Non conosciamo le parole tech
Lo rivela Samsung in una ricerca annuale - Tech Habis - condotta con Opium Research su un campione di 10.138 persone al di sopra dei 16 anni in 18 paesi europei. Il 59% degli italiani dichiara di utilizzare più tecnologia rispetto a un paio di anni fa, il 14% afferma di non riuscire ormai a vivere senza e il 40% è interessato in generale a questo mondo. Il dato più allarmante è che l’87% ammette di aver fatto finta di conoscere un termine tech anche senza avere la più pallida idea del significato. E il non sapere la terminologia incide, soprattutto sull’usabilità delle piattaforme, dei dispositivi o delle app. Il 32% degli italiani sostiene infatti che un lessico arzigogolato impedisca di utilizzare al meglio un dispositivo, magari sfruttandone ogni potenzialità. Il 7% si sente in netto ritardo nei confronti della marcia tecnologica.
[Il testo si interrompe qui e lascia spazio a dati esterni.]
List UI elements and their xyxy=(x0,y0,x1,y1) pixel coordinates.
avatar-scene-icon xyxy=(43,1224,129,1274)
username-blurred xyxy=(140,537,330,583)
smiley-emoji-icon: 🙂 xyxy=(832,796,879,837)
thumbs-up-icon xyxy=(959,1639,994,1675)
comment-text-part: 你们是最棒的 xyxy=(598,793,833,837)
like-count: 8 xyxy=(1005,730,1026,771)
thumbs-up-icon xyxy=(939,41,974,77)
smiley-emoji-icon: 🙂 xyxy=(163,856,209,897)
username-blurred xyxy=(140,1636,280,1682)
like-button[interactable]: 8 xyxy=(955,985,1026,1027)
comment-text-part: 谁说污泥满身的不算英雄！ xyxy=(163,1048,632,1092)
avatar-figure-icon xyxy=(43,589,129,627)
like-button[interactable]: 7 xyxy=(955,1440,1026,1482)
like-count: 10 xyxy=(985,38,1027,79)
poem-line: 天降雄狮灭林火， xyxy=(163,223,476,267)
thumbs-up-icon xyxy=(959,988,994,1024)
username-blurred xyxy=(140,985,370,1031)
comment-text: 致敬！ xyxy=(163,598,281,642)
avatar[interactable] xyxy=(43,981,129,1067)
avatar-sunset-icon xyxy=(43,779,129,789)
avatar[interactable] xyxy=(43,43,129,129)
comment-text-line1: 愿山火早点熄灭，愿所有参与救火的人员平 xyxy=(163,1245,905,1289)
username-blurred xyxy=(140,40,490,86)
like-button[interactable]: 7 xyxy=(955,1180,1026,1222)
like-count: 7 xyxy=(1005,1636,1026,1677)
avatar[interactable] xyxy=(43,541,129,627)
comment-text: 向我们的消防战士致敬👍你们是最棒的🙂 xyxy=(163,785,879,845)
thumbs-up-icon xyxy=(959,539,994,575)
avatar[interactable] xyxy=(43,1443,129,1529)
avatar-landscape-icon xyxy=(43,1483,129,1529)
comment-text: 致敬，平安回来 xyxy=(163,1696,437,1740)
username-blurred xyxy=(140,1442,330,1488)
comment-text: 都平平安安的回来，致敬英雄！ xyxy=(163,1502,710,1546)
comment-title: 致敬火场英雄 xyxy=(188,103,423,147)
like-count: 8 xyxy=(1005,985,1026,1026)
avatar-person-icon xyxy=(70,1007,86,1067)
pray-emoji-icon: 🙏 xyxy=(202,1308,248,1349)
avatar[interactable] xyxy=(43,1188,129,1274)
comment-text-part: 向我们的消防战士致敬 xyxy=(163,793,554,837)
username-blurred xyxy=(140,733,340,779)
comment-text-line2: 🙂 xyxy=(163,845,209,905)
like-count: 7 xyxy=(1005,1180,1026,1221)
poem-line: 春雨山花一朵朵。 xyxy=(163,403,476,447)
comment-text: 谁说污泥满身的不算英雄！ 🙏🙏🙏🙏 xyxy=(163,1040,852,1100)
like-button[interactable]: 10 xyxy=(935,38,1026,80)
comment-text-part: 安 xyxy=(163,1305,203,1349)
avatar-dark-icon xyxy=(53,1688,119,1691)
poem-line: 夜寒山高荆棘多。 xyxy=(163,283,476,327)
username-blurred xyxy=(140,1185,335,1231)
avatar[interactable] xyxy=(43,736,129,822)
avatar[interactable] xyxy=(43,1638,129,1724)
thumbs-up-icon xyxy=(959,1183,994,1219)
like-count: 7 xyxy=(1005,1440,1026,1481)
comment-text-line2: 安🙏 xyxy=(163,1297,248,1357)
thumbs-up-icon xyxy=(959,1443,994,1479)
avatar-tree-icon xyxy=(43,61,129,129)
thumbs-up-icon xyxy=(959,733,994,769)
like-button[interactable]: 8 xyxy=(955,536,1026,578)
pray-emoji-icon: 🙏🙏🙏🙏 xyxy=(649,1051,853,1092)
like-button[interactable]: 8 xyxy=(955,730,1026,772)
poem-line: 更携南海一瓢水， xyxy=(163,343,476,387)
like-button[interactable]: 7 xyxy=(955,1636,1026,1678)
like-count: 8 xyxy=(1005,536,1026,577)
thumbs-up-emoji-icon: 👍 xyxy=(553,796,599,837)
Le parole tech che non conosciamo
Le parole che mettono più in crisi gli italiani, poi, sono tra le più disparate. Al primo posto troviamo il cloud, la nuvola di servizi e contenuti online. Al secondo posto addirittura le emoji, le faccine che utilizziamo tutti i giorni accorpandole ai messaggi delle nostre chat. Guardando a livello continentale il terzo posto se lo guadagna il famigerato Internet of Things, ovvero tutti quegli strumenti, oggetti, dispositivi che possono essere collegati a noi attraverso Internet. Tra i termini meno compresi ci sono anche fibra ottica, la tecnologia di trasmissione che sta progressivamente sostituendo la vecchia rete telefonica, e Android, il sistema operativo per dispositivi mobili più utilizzato del mondo, che conta, peraltro, 2 miliardi di utenti attivi mensilmente. Un gap, questo, che può essere colmato principalmente attraverso formazione di nuovi profili professionali e non solo. Il mondo sta viaggiando sempre più velocemente e, grazie alla tecnologia, lo farà ancora di più. Facciamo in modo che il globo tech sia per tutti e non solo per una nicchia ristretta.